What ads did Forgotten Fans find on a five-hour journey down Brooklyn’s Broadway? What ads DIDN’T they find?
A recent walk by about a dozen intrepid Forgotten Fans down Broadway (turned out to be ForgottenTour #1) plunged the participants into a thoroughly fascinating land where advertisements and relics of the past 100 years rub elbows against the modern, vibrant society and economy of the final years of the 20th Century.
First, let’s make it clear that the Broadway we’re talking about isn’t the Great White Way of Manhattan fame, but instead, the five mile long thoroughfare in Brooklyn that runs between Williamsburgh and East New York. Hardly the romantic inspiration for poets, authors and Tin Pan Alley tunesmiths that its Manhattan cousin is, Brooklyn’s Broadway has been shrouded by an elevated railroad for the past eight decades, and passes through several neighborhoods that are generously described as economically depressed.
We began where Broadway meets Kent Avenue in the shadow of the Williamsburgh Bridge. These are the only blocks that Broadway is vouchsafed a view of the sky, since the elevated travels over the Bridge. (Even this part of Broadway was in shadow until the 1930s, as a spur from the elevated connected with a now-forgotten ferry at Broadway and Kent.)
1940s-era drugstore sign. Forties ads are known for their no-nonsense, functional design, befitting the can-do attitude of the country at the time.
The store faces both Broadway and South 9th Street.
Descending under the el after it joins Broadway at Washington Plaza, you are met with the amazing reality that hotels and flophouses were once quite common on the streets that line elevated trains (the Bowery was shadowed by an el until 1955 and was dominated by flops during that time.
This old-time flop, the Glenwood, is still in evidence along Broadway near Marcy Avenue.
Acme Leather Belting is still on Lorimer Street, albeit in an unprepossessing storefront that hardly does the lavish 1930s-era splash ad on the building that advertised Acme to thousands of commuters on the elevated.
Now, what commuters taking the elevated would need with an auto parts store in Williamsburgh is questionable, but you have to applaud the effort.
An abandoned bank building at Broadway and Bedford reveals the old name of a bank that has merged, then been swallowed by a bigger bank which was swallowed in turn by yet another bank.
The Manufacturers Trust Companybecame Manufacturers Hanover, which was eaten by Chemical, which was eaten by Chase.
Amarosa Scalp Rub, apparently a hair tonic ad. This likely dates from the 1910s.
Detailed mosaic work reveals the location of a former florist, Laska’s.
1940s-50s era Norge Appliances ad at 911 Broadway.
A toy company, whose name has by now weathered away, placed an ad on a building at Broadway and Keap. The sign reads “..for better play things.”
Near the Myrtle Avenue station, a 1950s-1960s Roosevelt Savings Bank ad.

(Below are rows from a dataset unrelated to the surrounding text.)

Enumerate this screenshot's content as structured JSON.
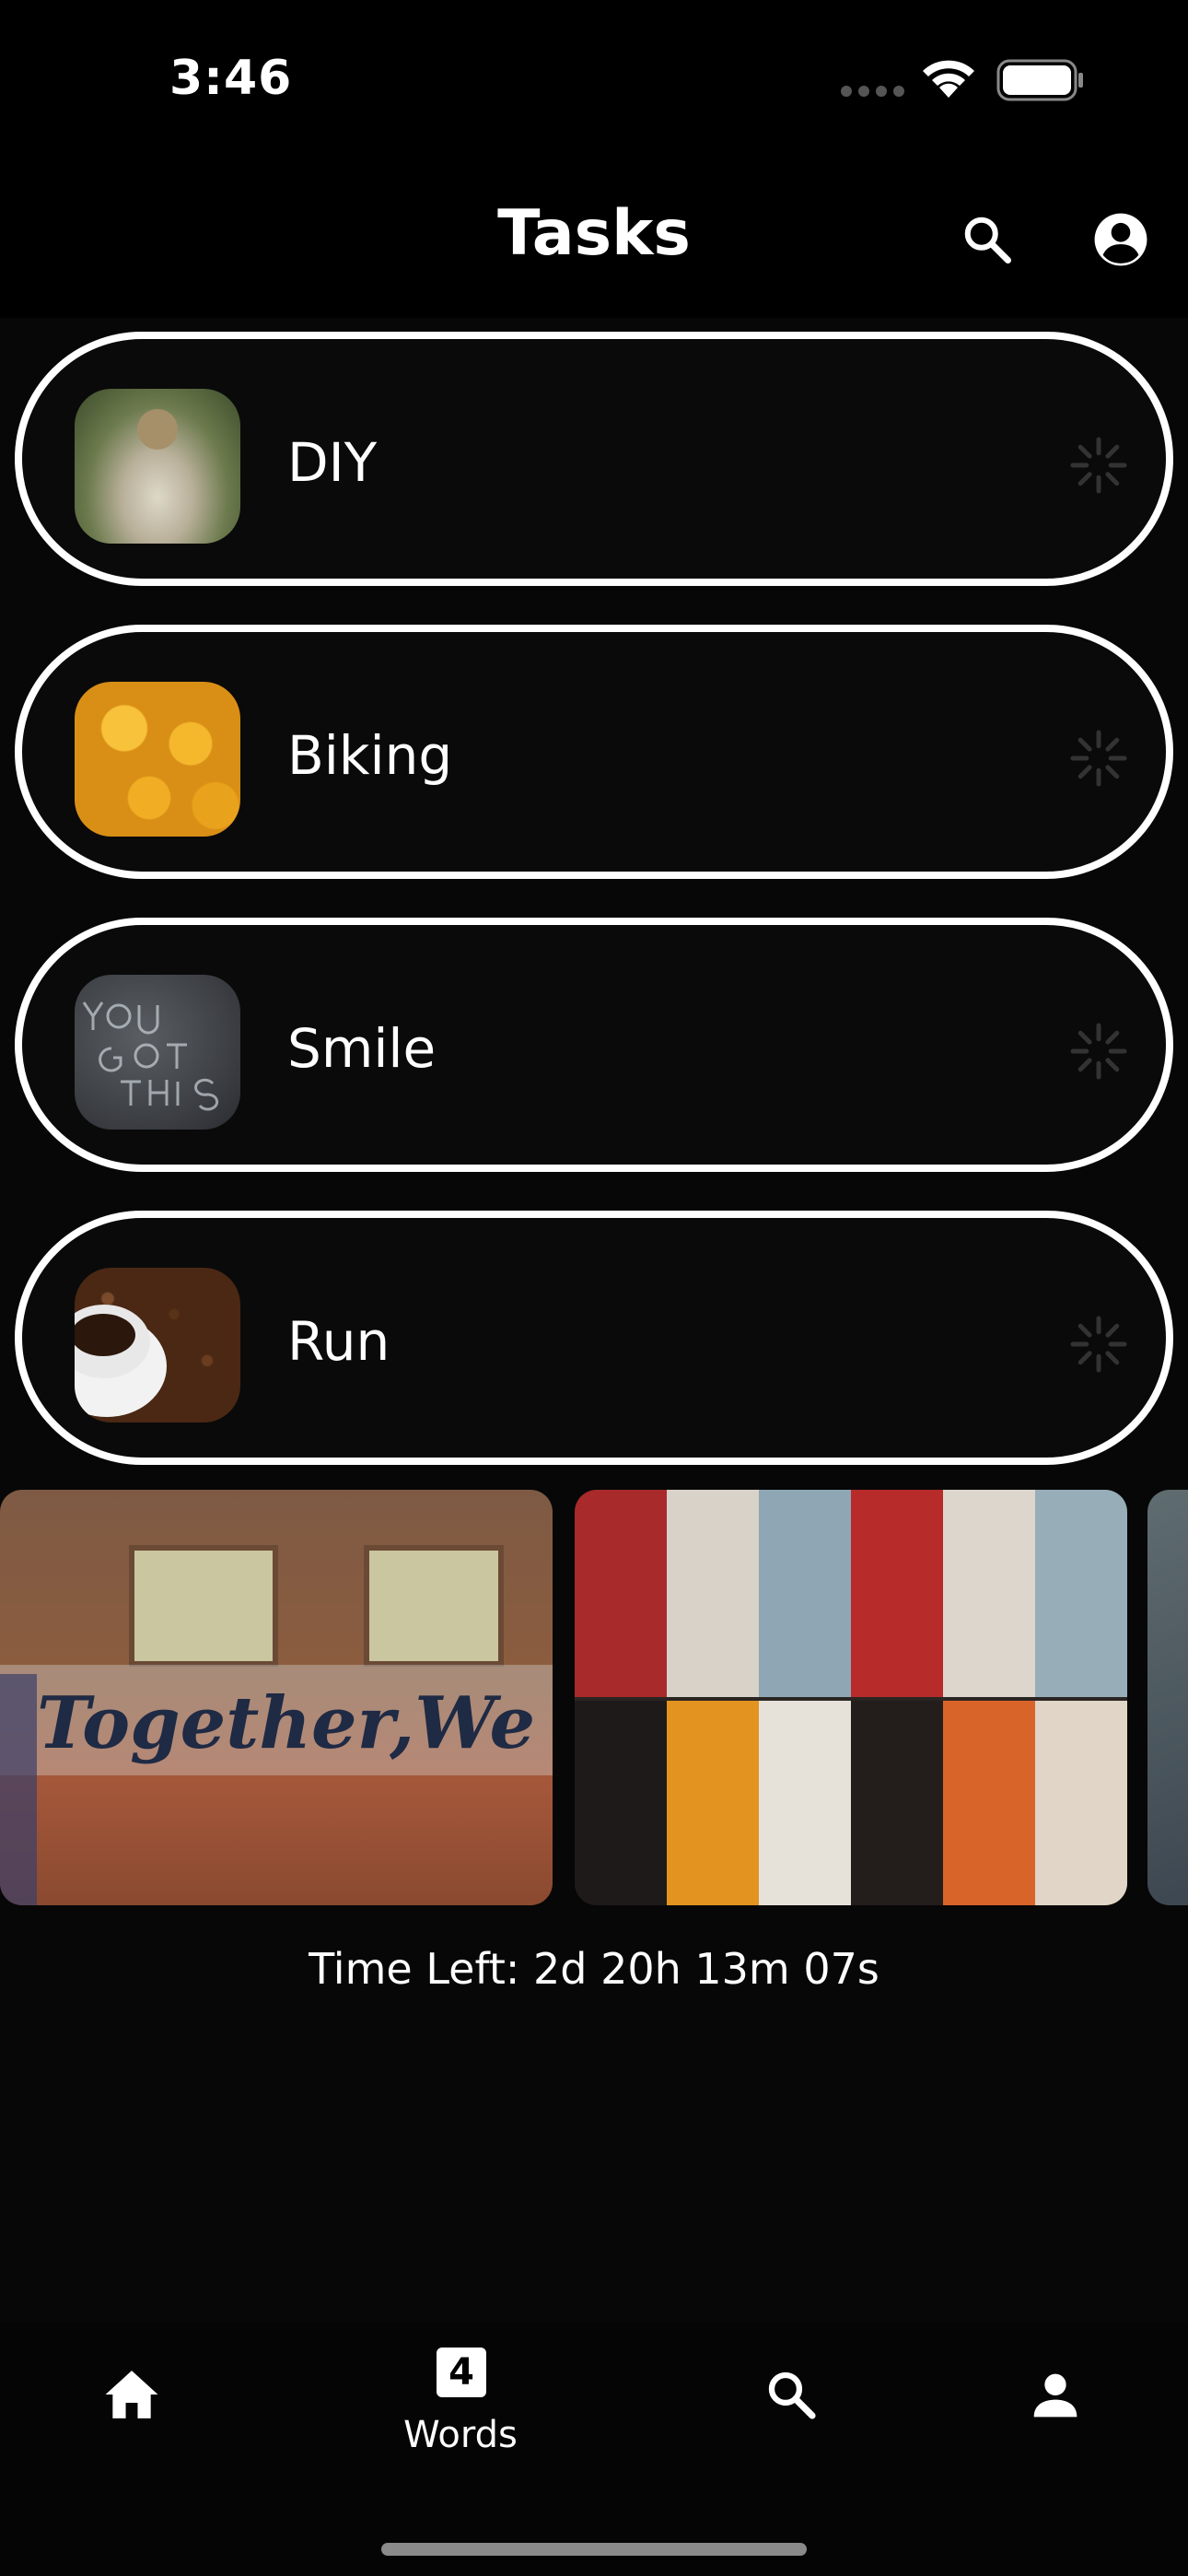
{
  "status_bar": {
    "time": "3:46",
    "icons": [
      "signal-dots-icon",
      "wifi-icon",
      "battery-icon"
    ]
  },
  "header": {
    "title": "Tasks",
    "icons": [
      "search-icon",
      "account-circle-icon"
    ]
  },
  "tasks": [
    {
      "label": "DIY",
      "thumbnail": "pug-in-blanket-photo"
    },
    {
      "label": "Biking",
      "thumbnail": "yellow-smiley-balls-photo"
    },
    {
      "label": "Smile",
      "thumbnail": "chalk-you-got-this-photo"
    },
    {
      "label": "Run",
      "thumbnail": "coffee-cup-beans-photo"
    }
  ],
  "carousel": [
    {
      "name": "brick-wall-graffiti-photo",
      "text": "Together,We Cre"
    },
    {
      "name": "colorful-lockers-photo"
    },
    {
      "name": "partial-photo-card"
    }
  ],
  "timer": {
    "text": "Time Left: 2d 20h 13m 07s"
  },
  "bottom_nav": {
    "items": [
      {
        "icon": "home-icon"
      },
      {
        "icon": "numbered-square-icon",
        "badge": "4",
        "label": "Words"
      },
      {
        "icon": "search-icon"
      },
      {
        "icon": "person-icon"
      }
    ]
  },
  "colors": {
    "background": "#070707",
    "pill_border": "#ffffff",
    "text": "#ffffff"
  }
}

Visible from the Myrtle Avenue elevated platform is an example of the detailed stonework found on brownstone buildings of the late 1800s. Note two dates, 1873 and 1906. The first date stands for whatever company built the building’s founding date, and the next date is when the building was finished.
1930s-1940s ad for Vincent Bordini’s real estate office.
Two ancient Broadway ads just below Myrtle Avenue:
B. Kraus
Paints, Oils, Varnishes
and
The Buckley-Newhall Co.
Furniture, Carpets & Bedding
Lower Broadway:
Near the Halsey Street station, another old Broadway hotel, this one across the street from the now-defunct J. Michaels furniture store, which had a number of branches throughout Brooklyn until recently.
At Eldert Street, a view of the 1880s-1890s era Dr Tucker’s ’59’ pain remedy ad, with a closeup of the much smaller jewelers & opticians ad. These are among the most ancient ads still remaining on Broadway. But not the oldest!
Charles H. Fletcher and his Castoria constipation remedy are not to be counted out of the Broadway action in this 1910s -era ad at Broadway and Schaefer Street.
For lots more Castoria ads, check their own Forgotten webpage!
The last sign we saw on Broadway is probably the oldest of them all, at 1666 Broadway just past Schaefer. It’s on the side of a building that was once R. Pecan’s undertaker/embalming. This ad dates probably to about 1880 or so, and may even go back close to the Civil War era. At right, the name of the sign company can still be made out at the lower left corner of the sign. Frank Jump’s excellent site has a rather better exposure of this superannuated advertisement.
After a walk of about five hours, this was as far as I and the Forgottoners got, and we probably have barely scratched the surface of the oddities and relics that this unremarked thoroughfare has in store for the savvy urban spelunker.